Para mim, foi demais. Não consegui deixar de sentir-me excluído e, por isso, cancelei a viagem que, talvez, pudesse ter-me levado a realizar o velho sonho.

 

E, também, talvez, para dissimular um pouco, escrevi os versos abaixo, que dediquei ao Júnior e o transformei em mensageiro da minha mágoa:

 

Os versos que te fiz na aprendizagem

Do meu exílio, deste estar distante

Fracos de rima, tíbios na mensagem

Rasguei-os todos... Pobre diletante!

 

Mas tinham eles o frescor da aragem

Que te perpassa o solo a cada instante

O perfume das flores, a paisagem

A água do rio, pura, borbulhante.

 

Tinham o sabor da murta e da mangaba

Que eu colhia, no antigo Potosi

Em trançados bornais de piaçaba

 

E o amargor do pranto que verti

Na solidão que sobre mim desaba

Desde o dia fatal em que parti

 

(São apenas sessenta anos. "Mas, como doem".)

 

Nota do Editor: O escritor e poeta balsense Sileimann Kalil Botelho faleceu em Sobradinho (DF), no dia 24.04.2013, aos 86 anos de idade. É dele o poema Festas de Junho, publicado à página 89 de meu livro Memorial Balsense.

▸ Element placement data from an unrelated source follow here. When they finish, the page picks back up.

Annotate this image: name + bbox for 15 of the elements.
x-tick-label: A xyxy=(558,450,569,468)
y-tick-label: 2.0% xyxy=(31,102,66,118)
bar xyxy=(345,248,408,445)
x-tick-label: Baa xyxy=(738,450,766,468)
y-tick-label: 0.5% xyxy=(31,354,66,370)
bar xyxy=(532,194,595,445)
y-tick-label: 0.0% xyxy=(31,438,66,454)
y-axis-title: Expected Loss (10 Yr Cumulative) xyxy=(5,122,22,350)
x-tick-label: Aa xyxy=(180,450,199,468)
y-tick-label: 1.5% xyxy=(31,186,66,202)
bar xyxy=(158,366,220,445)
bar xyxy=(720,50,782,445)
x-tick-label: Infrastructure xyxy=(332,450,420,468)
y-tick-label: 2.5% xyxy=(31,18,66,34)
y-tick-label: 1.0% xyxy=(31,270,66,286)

quinta, 27 de setembro de 2018 as 07:02:26

Boanice Botelho Kalil Júnior
disse:

Meu grande Tio Sileimann,... quanta falta faz ao nosso cenário diário,... quanta falta faz o ultimo sobrevivente dos moicanos, dos muitos honrados em que tive o prazer em dar-te bençãos, irmão mais velho do meu pai Boanice Botelho Kalil (falecido). Saudades eternas!!! Meu consolo é que um dia iremos nos encontrar.